The votes on these motions occurred after 5 p.m., when many Senators had departed, and all three were defeated. It was, nonetheless, a lively discussion.
 The Rules of Procedure state: “If a Senator believes the Agenda Committee’s ruling is in error and wishes to challenge the ruling excluding such a resolution, he or she may do so in the Senate meeting when the Senate considers the adoption of the agenda as recommended by the Agenda Committee. Under the present Rules of Procedure, a vote of a majority of Senators present would be sufficient to have such a resolution included in the agenda” (III.17).
 OCUFA, “Statement,” pp. 1, 3. It is worth stressing, though it was not mentioned in Senate, that the charges against Queen’s have been made not only by OCUFA but by HEQCO itself. Harvey Weingarten’s response of 10 April 2012 on behalf of HEQCO to Jennifer Massey and Sean Field affirms:
- In September 2011, in an attempt to release the report, we approached Queen’s University’s Associate Vice-Principal and Dean of Student Affairs, Ann Tierney, and discussed two options: (i) abandoning the project and HEQCO not making the final payment under the terms of the original contract, or (ii) having other staff at Queen`s University complete the final revisions to produce a publication-ready final report;
- Queen’s chose the latter option. Both the December 2010 and June 2011 versions were provided to Chris Conway (Queen’s University’s Director of Institutional Research and Planning) who delivered a final report to HEQCO in December 2011 (18 months after the original due date).
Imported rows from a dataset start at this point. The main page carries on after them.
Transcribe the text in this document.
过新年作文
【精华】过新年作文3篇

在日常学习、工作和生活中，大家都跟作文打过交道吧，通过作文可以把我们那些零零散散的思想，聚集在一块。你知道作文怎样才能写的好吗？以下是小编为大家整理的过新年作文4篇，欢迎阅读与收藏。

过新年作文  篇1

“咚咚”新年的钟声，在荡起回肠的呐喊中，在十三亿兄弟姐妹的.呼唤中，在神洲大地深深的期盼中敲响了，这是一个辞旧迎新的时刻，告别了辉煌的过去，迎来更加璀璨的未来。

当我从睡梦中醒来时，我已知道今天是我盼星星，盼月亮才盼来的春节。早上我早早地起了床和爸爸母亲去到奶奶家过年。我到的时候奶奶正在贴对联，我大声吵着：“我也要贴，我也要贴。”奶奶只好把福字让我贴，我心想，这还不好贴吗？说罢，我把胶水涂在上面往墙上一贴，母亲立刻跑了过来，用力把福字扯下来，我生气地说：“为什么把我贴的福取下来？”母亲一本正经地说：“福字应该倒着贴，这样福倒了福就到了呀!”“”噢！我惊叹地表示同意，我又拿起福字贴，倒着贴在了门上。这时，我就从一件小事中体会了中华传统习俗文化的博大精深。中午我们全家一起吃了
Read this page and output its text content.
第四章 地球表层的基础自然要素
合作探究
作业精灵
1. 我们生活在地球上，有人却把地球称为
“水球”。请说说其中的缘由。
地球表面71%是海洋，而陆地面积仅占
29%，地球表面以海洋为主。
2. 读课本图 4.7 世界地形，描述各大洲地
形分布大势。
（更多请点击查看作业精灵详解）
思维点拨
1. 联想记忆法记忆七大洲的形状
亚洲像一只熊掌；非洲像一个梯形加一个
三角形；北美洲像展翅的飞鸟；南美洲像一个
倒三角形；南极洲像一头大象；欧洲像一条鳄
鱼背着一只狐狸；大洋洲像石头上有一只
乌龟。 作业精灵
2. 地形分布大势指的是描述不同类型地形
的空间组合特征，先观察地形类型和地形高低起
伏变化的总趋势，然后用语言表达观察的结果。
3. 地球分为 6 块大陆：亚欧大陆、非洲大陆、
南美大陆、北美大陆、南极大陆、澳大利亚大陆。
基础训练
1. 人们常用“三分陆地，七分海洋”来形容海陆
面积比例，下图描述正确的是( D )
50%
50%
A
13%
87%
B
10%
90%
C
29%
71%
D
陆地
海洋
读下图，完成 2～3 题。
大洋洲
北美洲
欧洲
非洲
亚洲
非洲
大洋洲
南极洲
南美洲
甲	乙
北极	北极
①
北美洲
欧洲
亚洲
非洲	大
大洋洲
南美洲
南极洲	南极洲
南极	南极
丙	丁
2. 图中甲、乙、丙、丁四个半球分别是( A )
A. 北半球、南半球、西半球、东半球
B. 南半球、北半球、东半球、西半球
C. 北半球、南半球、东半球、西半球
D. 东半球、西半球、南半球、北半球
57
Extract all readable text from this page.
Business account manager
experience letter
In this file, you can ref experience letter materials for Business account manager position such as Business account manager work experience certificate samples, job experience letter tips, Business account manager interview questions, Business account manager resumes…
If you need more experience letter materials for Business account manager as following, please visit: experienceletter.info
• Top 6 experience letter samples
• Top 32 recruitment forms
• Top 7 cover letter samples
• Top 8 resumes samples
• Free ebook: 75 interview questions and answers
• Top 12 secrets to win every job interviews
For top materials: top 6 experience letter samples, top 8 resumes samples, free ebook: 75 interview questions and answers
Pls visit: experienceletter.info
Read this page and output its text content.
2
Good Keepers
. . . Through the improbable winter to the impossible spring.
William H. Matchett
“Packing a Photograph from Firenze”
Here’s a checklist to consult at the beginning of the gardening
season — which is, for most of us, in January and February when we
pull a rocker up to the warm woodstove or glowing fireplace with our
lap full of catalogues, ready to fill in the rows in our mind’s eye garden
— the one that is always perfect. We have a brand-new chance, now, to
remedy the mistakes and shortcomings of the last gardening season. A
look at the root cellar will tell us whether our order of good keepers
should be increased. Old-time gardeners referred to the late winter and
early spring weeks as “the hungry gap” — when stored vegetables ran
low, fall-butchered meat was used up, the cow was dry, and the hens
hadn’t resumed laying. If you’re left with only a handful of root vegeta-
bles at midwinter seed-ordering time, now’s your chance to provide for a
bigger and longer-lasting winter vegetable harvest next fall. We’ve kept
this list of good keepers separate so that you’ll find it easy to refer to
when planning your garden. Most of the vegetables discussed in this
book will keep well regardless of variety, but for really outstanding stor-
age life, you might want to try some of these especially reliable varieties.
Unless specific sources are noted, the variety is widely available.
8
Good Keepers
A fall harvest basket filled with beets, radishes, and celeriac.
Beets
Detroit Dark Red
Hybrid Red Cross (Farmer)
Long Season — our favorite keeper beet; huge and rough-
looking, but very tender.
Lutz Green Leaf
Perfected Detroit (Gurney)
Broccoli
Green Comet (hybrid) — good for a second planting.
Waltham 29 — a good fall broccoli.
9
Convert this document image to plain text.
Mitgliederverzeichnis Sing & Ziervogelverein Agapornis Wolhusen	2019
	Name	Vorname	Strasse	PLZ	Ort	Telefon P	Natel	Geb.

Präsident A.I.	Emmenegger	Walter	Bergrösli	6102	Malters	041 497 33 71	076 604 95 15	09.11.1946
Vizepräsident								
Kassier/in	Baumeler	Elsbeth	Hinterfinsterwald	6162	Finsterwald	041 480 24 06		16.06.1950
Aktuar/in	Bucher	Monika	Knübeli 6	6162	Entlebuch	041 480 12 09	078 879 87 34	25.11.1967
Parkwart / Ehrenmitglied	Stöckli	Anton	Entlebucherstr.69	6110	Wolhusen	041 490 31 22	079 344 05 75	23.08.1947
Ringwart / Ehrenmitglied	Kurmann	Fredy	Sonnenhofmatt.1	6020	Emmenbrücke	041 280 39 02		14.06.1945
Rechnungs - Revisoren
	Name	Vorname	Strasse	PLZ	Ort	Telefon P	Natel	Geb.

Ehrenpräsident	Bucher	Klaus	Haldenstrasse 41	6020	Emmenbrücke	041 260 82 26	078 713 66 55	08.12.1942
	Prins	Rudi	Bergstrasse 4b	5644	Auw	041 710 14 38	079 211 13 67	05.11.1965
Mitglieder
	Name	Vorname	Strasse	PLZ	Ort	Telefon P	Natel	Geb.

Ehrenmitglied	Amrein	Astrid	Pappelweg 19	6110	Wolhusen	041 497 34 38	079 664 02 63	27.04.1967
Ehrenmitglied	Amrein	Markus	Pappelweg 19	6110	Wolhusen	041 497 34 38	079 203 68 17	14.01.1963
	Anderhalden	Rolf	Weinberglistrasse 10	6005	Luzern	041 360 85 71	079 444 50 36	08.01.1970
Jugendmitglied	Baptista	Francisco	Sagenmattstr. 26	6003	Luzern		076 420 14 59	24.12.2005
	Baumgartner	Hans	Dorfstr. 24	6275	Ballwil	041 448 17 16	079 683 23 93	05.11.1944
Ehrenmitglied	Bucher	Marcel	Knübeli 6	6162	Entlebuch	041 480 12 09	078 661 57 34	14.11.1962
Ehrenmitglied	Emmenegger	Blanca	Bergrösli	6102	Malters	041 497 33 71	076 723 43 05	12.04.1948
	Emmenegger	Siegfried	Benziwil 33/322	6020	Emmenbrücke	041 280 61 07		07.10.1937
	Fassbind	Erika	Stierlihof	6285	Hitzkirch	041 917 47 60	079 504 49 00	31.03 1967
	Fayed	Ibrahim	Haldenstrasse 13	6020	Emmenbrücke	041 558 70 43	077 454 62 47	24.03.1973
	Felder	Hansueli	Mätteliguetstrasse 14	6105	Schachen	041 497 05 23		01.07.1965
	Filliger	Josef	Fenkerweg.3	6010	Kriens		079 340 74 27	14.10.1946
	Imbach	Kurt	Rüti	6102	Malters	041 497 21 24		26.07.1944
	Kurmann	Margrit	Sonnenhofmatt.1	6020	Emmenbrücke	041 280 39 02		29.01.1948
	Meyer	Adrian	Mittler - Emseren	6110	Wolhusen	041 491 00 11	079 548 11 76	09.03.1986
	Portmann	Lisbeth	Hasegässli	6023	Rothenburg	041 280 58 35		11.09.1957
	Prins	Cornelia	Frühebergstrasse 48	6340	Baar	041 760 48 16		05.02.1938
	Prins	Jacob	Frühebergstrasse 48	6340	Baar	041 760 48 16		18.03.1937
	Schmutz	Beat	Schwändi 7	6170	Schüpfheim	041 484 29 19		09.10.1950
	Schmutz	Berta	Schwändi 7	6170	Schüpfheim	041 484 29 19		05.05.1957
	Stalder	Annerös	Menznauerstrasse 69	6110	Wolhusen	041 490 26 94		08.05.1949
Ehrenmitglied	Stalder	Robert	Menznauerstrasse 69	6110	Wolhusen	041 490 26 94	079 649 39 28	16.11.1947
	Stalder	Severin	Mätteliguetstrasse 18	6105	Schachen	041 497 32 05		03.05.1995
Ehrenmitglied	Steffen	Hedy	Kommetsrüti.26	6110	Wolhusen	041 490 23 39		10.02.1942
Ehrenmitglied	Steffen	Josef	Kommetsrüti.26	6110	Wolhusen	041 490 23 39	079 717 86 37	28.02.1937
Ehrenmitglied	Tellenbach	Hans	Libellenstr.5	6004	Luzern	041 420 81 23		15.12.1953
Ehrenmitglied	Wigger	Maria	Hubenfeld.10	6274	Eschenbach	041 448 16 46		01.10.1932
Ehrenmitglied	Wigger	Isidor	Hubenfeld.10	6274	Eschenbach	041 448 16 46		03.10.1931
[….] HEQCO neither wrote nor inserted or deleted any portions of the final report. The HEQCO contract had been signed with Queen’s University, and because the original principal investigator had not satisfactorily fulfilled her contractual obligations, Queen’s University chose to proceed with final revisions, which we subsequently published. (Posted by the Canadian Federation of Students Ontario in “Research misconduct and HEQCO” (http://cfsontario.ca/en/section/192)).
 Senate’s Academic Integrity Policy Statement opens with this definition: “Academic integrity is constituted by the five core fundamental values of honesty, trust, fairness, respect and responsibility (as articulated by the Centre for Academic Integrity, Clemson University; see www.academicintegrity.org).”
 SCAD, “Final Report of the Subcommittee on Academic Integrity,” 26 Jan. 2006, as Attachment Fa to the January 2006 Senate Agenda, pp. 14-22; quotations from pp. 16-17. The “Final Report” and its definition of “Academic Integrity” were approved by Senate in January 2006 (Senate Minutes, Jan. 2006, p. 5).
 “Final Report,” p. 19, and Senate Minutes, Jan. 2006, p. 5. See also the statement by the Centre for Academic Integrity, to which Queen’s subscribes: “Every member of an academic community—each student, faculty member, and administrator—is responsible for upholding the integrity of scholarship and research” (“The Fundamental Values of Academic Integrity” (Oct. 1999), p. 9).
 It is worth noting, though it was not mentioned in Senate, that the Faculty of Arts and Science Academic Regulation 1: Academic Integrity lists “Falsification” under “Departures from Academic Integrity,” and includes “fabricating or falsifying laboratory or research data” among its “examples” (Sec. 1.2.1(v)). It also lists “Facilitation (enabling another’s breach of academic integrity)” (Sec. 1.2.1(iii)).